Assessment of Similarity Under the Amended
Trademarks Act: Closer Look at Goods/services

Coming into effect since as from July 28, 2016, the Trademark Act (No. 3) B.E. 2559 introduced a new criterion in assessing confusing similarity. Prior to this amendment, a mark is rejected on the relative grounds if there is a prior identical or confusingly similar mark in (i) the same class, or (ii) different classes but covering related goods/services. This literally means that, when a junior mark faces a prior identical or confusingly similar mark in the same class, the junior mark will be rejected even when the specific goods/services are not related. Only when the marks are in different classes will the authority need to consider the nature of the goods/services.
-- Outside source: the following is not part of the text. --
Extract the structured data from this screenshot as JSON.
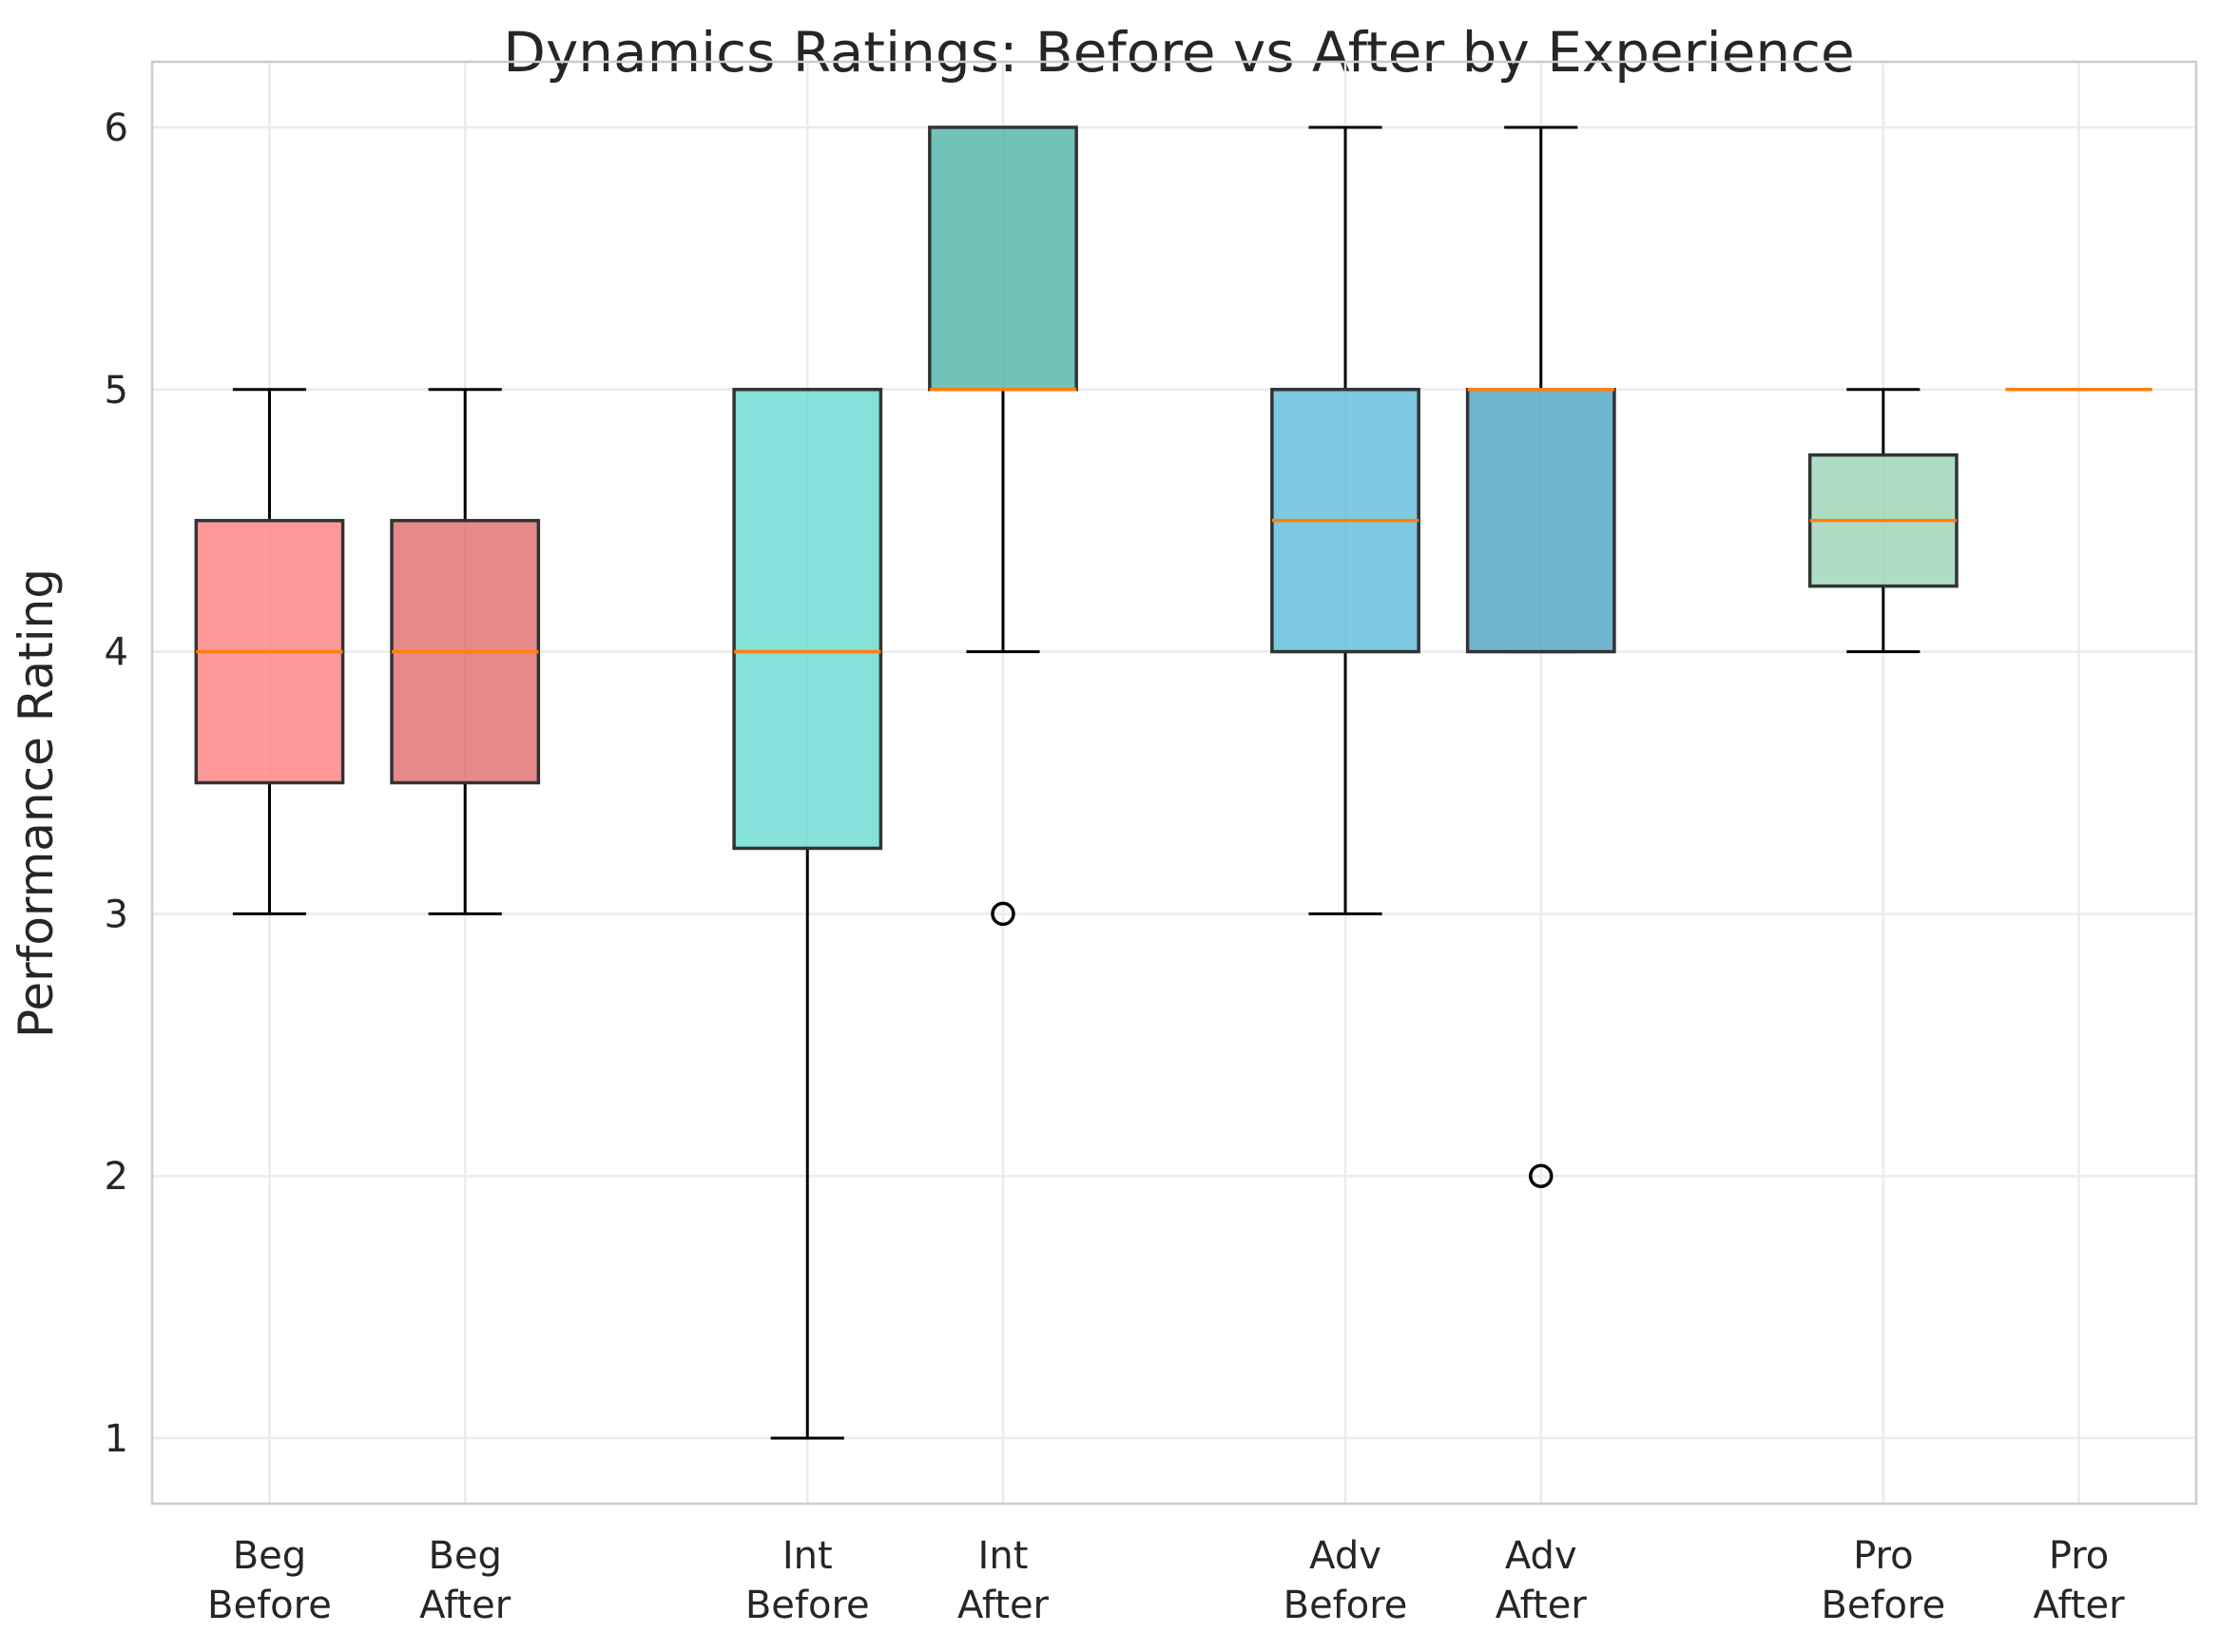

Under the new Act, nonetheless, the prior identical or confusingly similar mark will be an obstacle only if it covers goods/services of the same nature regardless of whether they are in the same or different classes. Accordingly, even when the marks are in the same class, the authority will have to further analyze whether the goods/services are of the same nature or not.
Recently, the Trademark Board has issued some interesting rulings in line with this amendment. The Board held typewriters not related stamps, newspaper, books, photos, and posters reasoning that they are different in terms of the natures and purposes of use (Decision No. 1499/2559). In Decision No. 1521/2559, the Board allowed co-existence of similar marks in I.C. 1 on the grounds that specific goods of both parties were different. The senior mark is registered in relation to additives, ingredients and other chemicals for use in production of hair and skin care products whereas the junior mark is applied for modifiers agents for coating. The Board elaborated that the goods were specialized chemical products for industrial use and the relevant consumers should be able to exercise a high degree of care when selecting the goods.
Similarly, in Decision No. 41/2460, the Board found the marks in the same class similar but still accepted the junior one reasoning that there would be no likelihood of confusion due to different goods. While the senior mark covers electric drills, the junior mark is filed for machine parts. Having considered these, the Board found them totally different in term of characters, purposes of use, intended buyers, and trade channels. Especially for the trade channels, the Board emphasized that the machine parts were not sold at regular shops but through specific authorized distributors.
In Decision. No. 43/2560, the Board held glue for industrial use not related to cellulose ester for production of paint, color, and coating. The Board explained that the goods of both parties were chemicals but they were used for different purposes and industries. The Board also added that relevant consumers will carefully select the goods in accordance with their intended use.
This new approach should allow more flexibility in assessing similarity. Rather than taking a formalistic approach by relying strictly on the classification, the authority can take a more realistic view by considering an actual nature of the relevant goods/services. This should lead to a more reasonable assessment of likelihood of confusion.